Others may choose a lamp offering a larger surface area, which can be placed on a table during breakfast or hung on a bathroom wall for use while getting ready for the day.
Timing and Intensity
Because the light is so intensely bright, it can take some getting used to. Some models offer varying degrees of brightness, allowing users to work up to the brightest level, while others have just one mode.
No matter the intensity of the light, it’s important to give the body time to adjust by starting with exposure over short increments of time. One way of doing this is to start with 10 minutes a day while gradually increasing the time until the user reaches a comfortable 30 minutes a day.
Using the light on a lesser intensity will likely allow someone to sit with it comfortably for a longer period of time from the outset. Not only that, but the user will need more time to feel the positive effects of the light. In other words, the lesser the light intensity, the longer the session, and the greater the light intensity, the shorter the session.
Light Therapy Works
It’s been over 15 years since that first gloomy winter in Cleveland.
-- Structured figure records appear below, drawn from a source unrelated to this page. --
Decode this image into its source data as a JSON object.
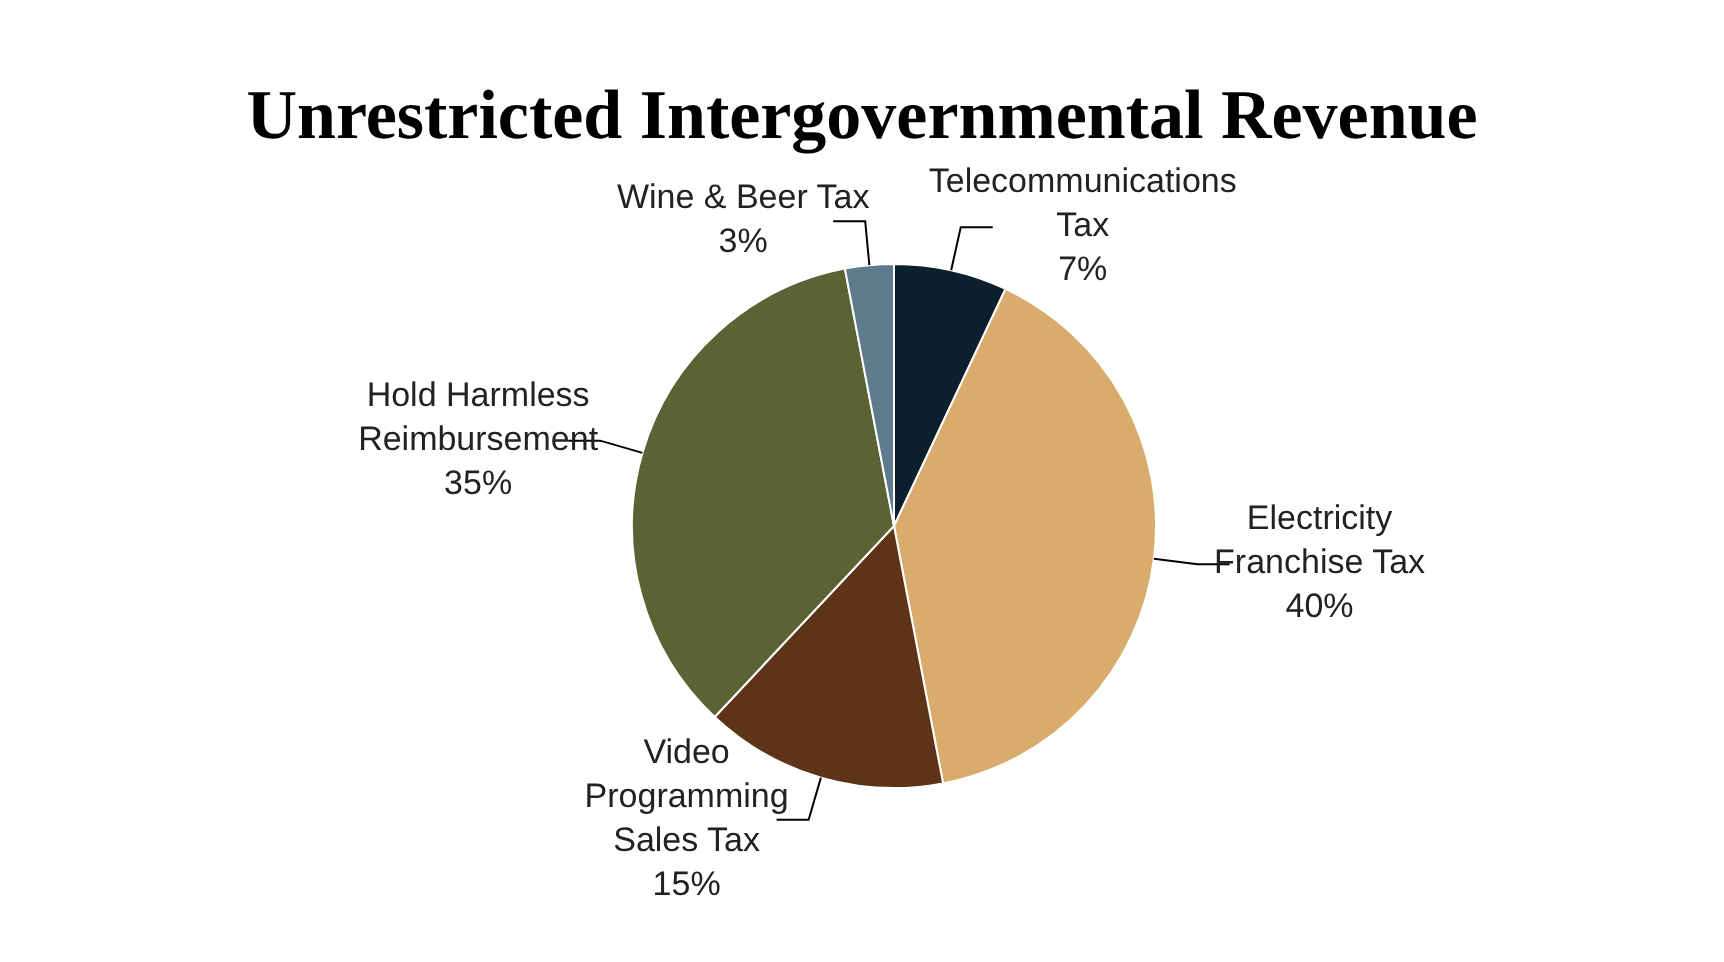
{
  "chart_data": {
    "type": "pie",
    "title": "Unrestricted Intergovernmental Revenue",
    "categories": [
      "Telecommunications Tax",
      "Electricity Franchise Tax",
      "Video Programming Sales Tax",
      "Hold Harmless Reimbursement",
      "Wine & Beer Tax"
    ],
    "values": [
      7,
      40,
      15,
      35,
      3
    ],
    "value_labels": [
      "7%",
      "40%",
      "15%",
      "35%",
      "3%"
    ],
    "colors": [
      "#0b1f2c",
      "#d9ab6c",
      "#5e3418",
      "#5b6335",
      "#5e7b8e"
    ],
    "legend": false
  }
}
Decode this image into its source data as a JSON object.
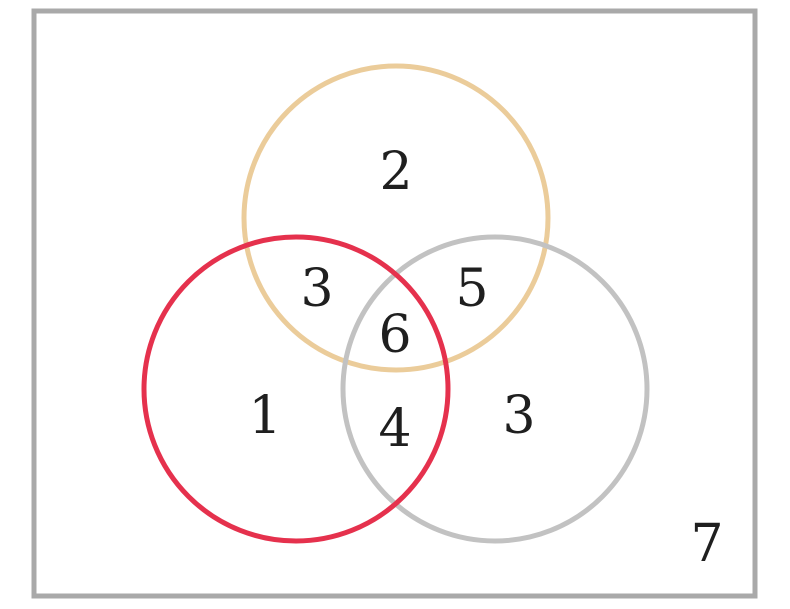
{
  "diagram": {
    "type": "venn-3-set",
    "colors": {
      "frame": "#a9a9a9",
      "set_top": "#ebcc9a",
      "set_left": "#e5314d",
      "set_right": "#c2c2c2",
      "text": "#1f1f1f"
    },
    "regions": {
      "top_only": "2",
      "left_only": "1",
      "right_only": "3",
      "top_left": "3",
      "top_right": "5",
      "left_right": "4",
      "all_three": "6",
      "outside": "7"
    }
  }
}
I effectively cured my SAD during the time I lived there and relied on a sunlamp to get me through some of the darkest days I’ve literally ever seen.
In fact, I found so much benefit from the lamp that I would turn it on as soon as I arrived at work and leave it running off to the side of my desk for most of the day. If I didn’t have a chance to use the lamp for some reason, I could almost immediately feel a difference in my mood and outlook.
When I moved to Northern Virginia in 2016 I was struck by how many more sunny days the area experienced and I found myself with little use for my lamp. It went into a drawer until I took up residence in an office with no windows. Before long I realized how awful I was feeling at the end of the workday, and out came the lamp again.
My current home office is also darker than I would like thanks to an overgrown tree and smaller windows that face south. My sun lamp has made yet another appearance, and I suspect it will remain on my desk in an effort to keep me feeling lighter and happier the whole year through.